There is nothing particularly special about this clock, except perhaps that is is built from a 8042 microcontroller chip (henceforth MCU) salvaged from a very old PC. The most modern component is the integrated serial display which keeps the component count down.
Why did I embark on this project when I could have written this for a modern PIC or AVR MCU, which would be cheap enough and consume less power?
- I wanted to get back into the game and get up to speed with advances in MCU technology since I started decades ago. See my discourse in the next section.
- I have lots of chips of this era, pulled off PC motherboards. So I can take chances with them and not feel sad destroying something I bought.
- I wanted to do something substantial with these chips. There are a few pages on the Internet, for example DevSter and this video where people have got this MCU to work, and then were satisfied after getting LEDs to flash. The most complex one I saw ran a scrolling display.
- I wanted to push the envelope of these old chips and show that even with old technology you can achieve a low component count by design.
- I wanted to do something not run-of-the-mill. Anybody can wire up an Arduino to a serial display and write clock firmware in C. For this I needed to get low down with assembler and I already had most of the code from a previous project.
I believe constraints are good for learning to problem solve; they make you flex your mental muscles more.
Note that although I have designed a clock, the circuit can in fact be used for other purposes, it's all shaped by the firmware. You could make a metronome, a period timer or something else.
I will be putting logs of milestones in the log section and this details section will describe the results. So I may update the particulars if they change.
Advances in microcontrollers
This is my point of view and summarises the improvements since I began hacking hardware. After reviewing the history you may appreciate how much easier MCUs are to work with now compared to in the past. If you just want to see the project you can skip to the next section 8042 family.
Semiconductor logic technology
The original 8042 used NMOS logic.
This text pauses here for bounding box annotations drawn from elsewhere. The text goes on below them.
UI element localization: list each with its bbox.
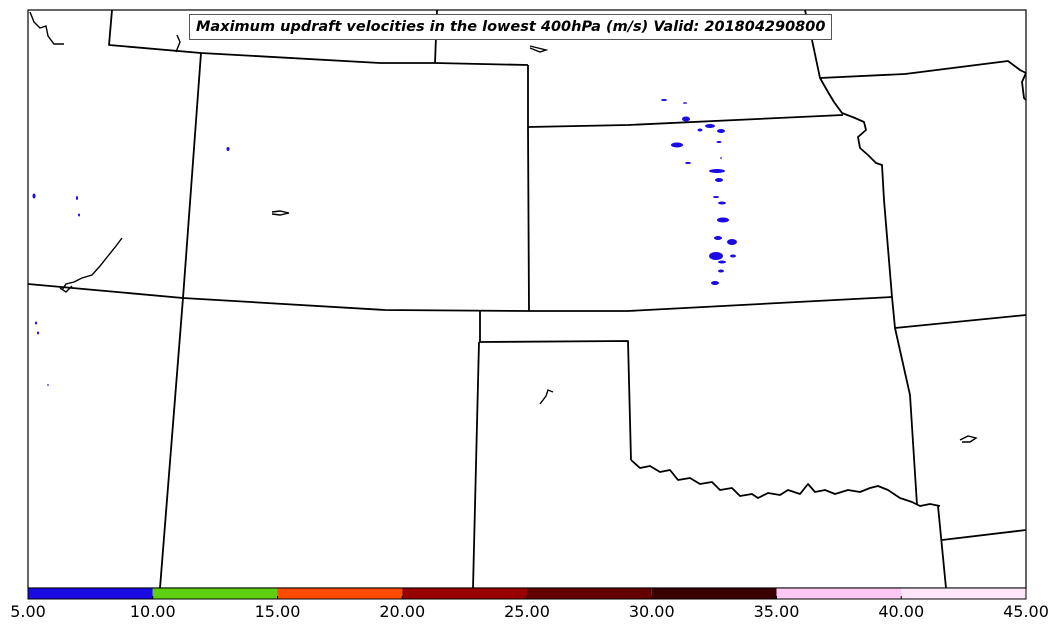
colorbar-tick-label: 45.00 — [1003, 602, 1049, 621]
updraft-cells — [32, 99, 737, 386]
colorbar-bin — [776, 588, 902, 599]
updraft-cell — [685, 162, 691, 164]
colorbar-tick-label: 5.00 — [10, 602, 46, 621]
updraft-cell — [730, 254, 736, 258]
colorbar — [27, 588, 1027, 599]
updraft-cell — [32, 193, 36, 199]
colorbar-bin — [901, 588, 1026, 599]
texas-arkansas-border — [937, 505, 947, 589]
updraft-cell — [718, 269, 724, 273]
wyoming-north-border — [108, 9, 529, 66]
iowa-missouri-border — [819, 60, 1027, 79]
colorbar-tick-label: 10.00 — [129, 602, 176, 621]
updraft-cell — [697, 128, 703, 132]
colorbar-tick-label: 15.00 — [254, 602, 301, 621]
iowa-east-bend — [1021, 72, 1027, 101]
updraft-cell — [37, 331, 39, 335]
updraft-cell — [717, 217, 729, 223]
colorbar-bin — [152, 588, 278, 599]
map-frame — [27, 9, 1027, 589]
missouri-arkansas-border — [894, 314, 1027, 329]
colorbar-tick-label: 35.00 — [753, 602, 800, 621]
lakes — [29, 11, 978, 443]
updraft-cell — [717, 129, 725, 133]
updraft-cell — [709, 252, 723, 260]
oklahoma-panhandle-south — [478, 340, 632, 461]
colorado-south-border — [27, 283, 893, 312]
map-title: Maximum updraft velocities in the lowest… — [189, 14, 833, 40]
updraft-cell — [47, 384, 49, 386]
updraft-cell — [716, 141, 722, 143]
updraft-cell — [713, 196, 719, 198]
updraft-cell — [718, 201, 726, 205]
colorbar-tick-label: 20.00 — [379, 602, 426, 621]
colorado-east-border — [527, 65, 530, 312]
colorbar-tick-label: 30.00 — [628, 602, 675, 621]
arkansas-louisiana-border — [941, 529, 1027, 541]
lake-east — [959, 435, 978, 443]
western-lake — [29, 11, 64, 45]
updraft-cell — [727, 239, 737, 245]
missouri-river — [804, 9, 918, 506]
reservoir-2 — [529, 45, 549, 53]
updraft-cell — [720, 157, 722, 159]
lake-meredith — [539, 389, 554, 405]
colorbar-bin — [651, 588, 777, 599]
updraft-cell — [718, 260, 726, 264]
updraft-cell — [76, 196, 78, 200]
updraft-cell — [35, 321, 37, 325]
reservoir-3 — [271, 210, 290, 216]
colorbar-tick-label: 40.00 — [878, 602, 925, 621]
nebraska-kansas-border — [527, 114, 844, 128]
reservoir-1 — [175, 34, 181, 53]
colorbar-tick-label: 25.00 — [504, 602, 550, 621]
colorbar-bin — [402, 588, 527, 599]
updraft-cell — [226, 147, 230, 151]
colorbar-frame — [27, 587, 1027, 600]
updraft-cell — [683, 102, 687, 104]
updraft-cell — [705, 124, 715, 128]
updraft-cell — [671, 142, 683, 148]
texas-panhandle-west — [472, 341, 480, 589]
updraft-cell — [709, 169, 725, 173]
updraft-cell — [711, 281, 719, 285]
updraft-cell — [682, 116, 690, 122]
updraft-cell — [714, 236, 722, 240]
colorbar-bin — [28, 588, 153, 599]
great-salt-lake — [59, 237, 123, 293]
updraft-cell — [715, 178, 723, 182]
state-boundaries — [27, 9, 1027, 589]
colorbar-bin — [277, 588, 403, 599]
updraft-cell — [661, 99, 667, 101]
colorbar-bin — [527, 588, 652, 599]
updraft-cell — [78, 213, 80, 217]
red-river — [630, 459, 941, 507]
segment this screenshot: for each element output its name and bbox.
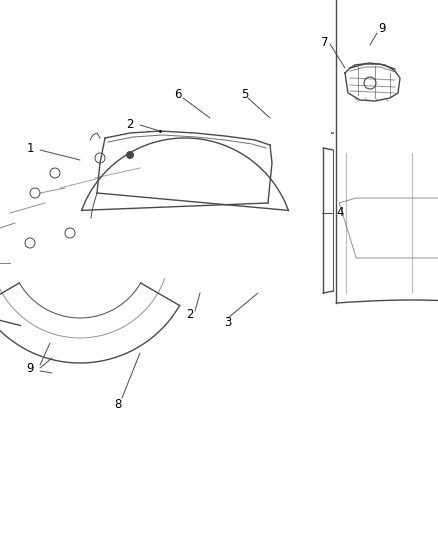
Circle shape xyxy=(126,151,134,159)
Text: 2: 2 xyxy=(126,118,134,132)
Text: 6: 6 xyxy=(174,88,182,101)
Text: 7: 7 xyxy=(321,36,329,50)
Text: 1: 1 xyxy=(26,141,34,155)
Text: 3: 3 xyxy=(224,317,232,329)
Text: 5: 5 xyxy=(241,88,249,101)
Text: 9: 9 xyxy=(26,361,34,375)
Text: 9: 9 xyxy=(378,21,386,35)
Text: 4: 4 xyxy=(336,206,344,220)
Text: 2: 2 xyxy=(186,309,194,321)
Text: 8: 8 xyxy=(114,399,122,411)
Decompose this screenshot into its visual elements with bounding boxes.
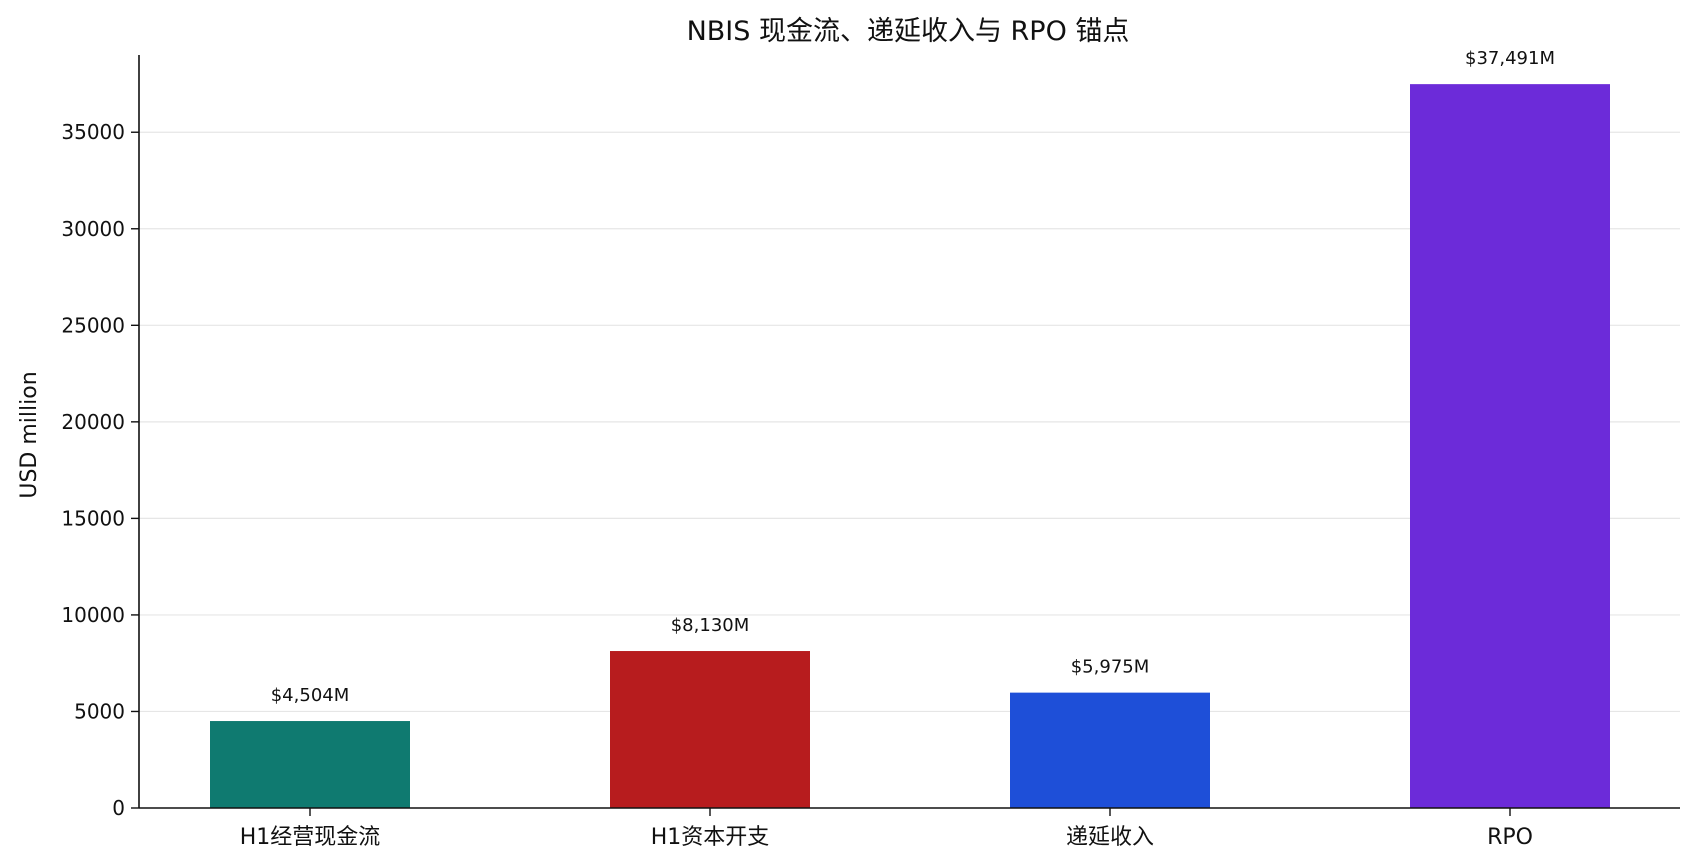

This was already an improvement over PMOS logic which required higher voltages so interfacing with TTL had become easier. However NMOS logic has now been supplanted by CMOS logic which contributes to some of the advantages below.
MCUs of that era drew tens of milliamps. This obviously limited battery operation. Nowadays MCUs can draw microamps in quiescent mode. So battery and solar cell operation become possible. Cue the rise of IoT devices. This partly offsets concerns about the power consumption of lots of these devices in consumer hands.